Can you tell use the particular action? I like black box riddles

Tip for those with no Product Owner or higher Management: have a CI pipeline which tests performance with a large (generated) dataset every night after changes to main branch (or even PR branch). Store the result and auto compare, raising when change is above a threshold. Once found a “add row element” caused the whole DOM tree rendering to come to an halt as in production it caused a lot of new DOM.

MadsBoydMadsen · February 14, 2025, 10:00am

Riddles: A user from a particularly large (maybe even the largest) tenant is trying to make an edit to a particular resource. The user brings up the resource in the UI (Angular), makes the modification here and presses Submit. … and sits there fore a mighty long time and wonders what’s going on.

MadsBoydMadsen · February 14, 2025, 10:03am

Performance testing in the CI pipeline ! Wouldn’t that be wonderful. We don’t have it. The UI is auto-tested in Dev and QA over night, but there are no performance tests in there. And it is not run against Prod during prod-releases.

BartOtten · February 14, 2025, 10:04am

How are tenants separated? Database, schema or row level (tenant_id foreign key)?

BartOtten · February 14, 2025, 10:05am

Well, then you are the 90% already! Generate a large dataset, simply time the actual app test steps (in total or per step) and compare

It’s not a solution for now though

MadsBoydMadsen · February 14, 2025, 10:05am

Single database. Separated by tenant-id attached to all rows in all tables. … well … nearly all tables.

BartOtten · February 14, 2025, 10:12am

When the issue is in the DB (aka: you can’t find anything in your code) some pointers to possibly pin down the issue.

When that large tenant updates the resource, do other tenants also experience the issue to update their resource? If so: table lock?
Already checked for row (dead)locks due to combine constraints in a transaction? Not all query measurement tools report the constraint lock times properly for transactions which makes the individual updates seem fast but in fact they all had to wait a long time before. Also when testing every query they all fly! It’s the combination in a transaction which kills it.

Databases usually come up with a solution after a loooong time but mostly they hit timeout (or your app does) when there are lot’s of constraints to check (many updates in a transaction, less updates but with many constraints) or loops. Depending on database settings whole tables are locked and all operations suffer as a result.

‘Simple’ test: use and measure the action at a testing env with multiple size datasets, see if it increases. Yes? Disable constraint checks and see if their timings become more constant.

Success hunting!

MadsBoydMadsen · February 14, 2025, 10:13am

I don’t mean to sound rude or anything: I need to continue the work on my short term solution now. I’ll keep all these lovely suggestions in my bag for another day. Similar problems are bound to appear later, and one might want to be better prepared

D4no0 · February 14, 2025, 11:14am

A shot in the dark, however if you want to find bottlenecks in your elixir code, you might want to take a look at trace.
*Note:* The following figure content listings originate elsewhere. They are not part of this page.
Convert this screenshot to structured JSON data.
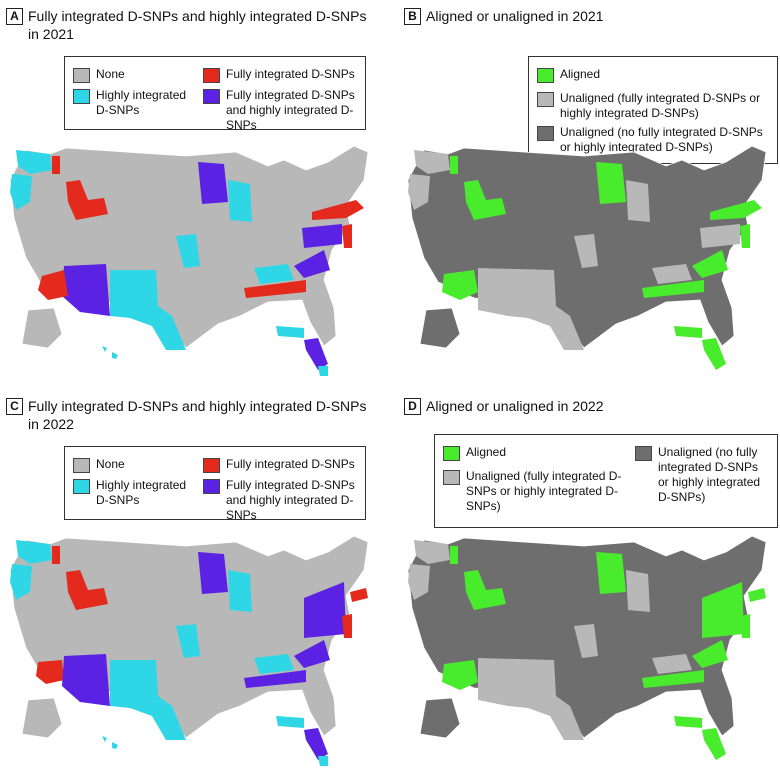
{
  "colors": {
    "none": "#b8b8b8",
    "fully": "#e32a1c",
    "highly": "#2fd7e6",
    "both": "#5b22e4",
    "aligned": "#49ec2c",
    "unaligned_fh": "#b8b8b8",
    "unaligned_no": "#6e6e6e",
    "water": "#ffffff"
  },
  "panels": {
    "a": {
      "label": "A",
      "title": "Fully integrated D-SNPs and highly integrated D-SNPs in 2021",
      "legend": {
        "none": "None",
        "fully": "Fully integrated D-SNPs",
        "highly": "Highly integrated D-SNPs",
        "both": "Fully integrated D-SNPs and highly integrated D-SNPs"
      }
    },
    "b": {
      "label": "B",
      "title": "Aligned or unaligned in 2021",
      "legend": {
        "aligned": "Aligned",
        "unaligned_fh": "Unaligned (fully integrated D-SNPs or highly integrated D-SNPs)",
        "unaligned_no": "Unaligned (no fully integrated D-SNPs or highly integrated D-SNPs)"
      }
    },
    "c": {
      "label": "C",
      "title": "Fully integrated D-SNPs and highly integrated D-SNPs in 2022",
      "legend": {
        "none": "None",
        "fully": "Fully integrated D-SNPs",
        "highly": "Highly integrated D-SNPs",
        "both": "Fully integrated D-SNPs and highly integrated D-SNPs"
      }
    },
    "d": {
      "label": "D",
      "title": "Aligned or unaligned in 2022",
      "legend": {
        "aligned": "Aligned",
        "unaligned_fh": "Unaligned (fully integrated D-SNPs or highly integrated D-SNPs)",
        "unaligned_no": "Unaligned (no fully integrated D-SNPs or highly integrated D-SNPs)"
      }
    }
  }
}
It allows tracing the number of reductions, functions that are called often etc. It is the official tool to deal with these kind of performance problems.

The only problem is that using this functionality directly is not the easiest thing, if I remember correctly there was a simplified elixir/erlang library for that, but sadly I couldn’t tell the name of it as I never used it.

Here is a video by @sasajuric, where he shows an example of how to apply this in action:

dimitarvp · February 14, 2025, 12:45pm

Then here’s one more homework I’m afraid: you’ll need to integrate OpenTelemetry in your project.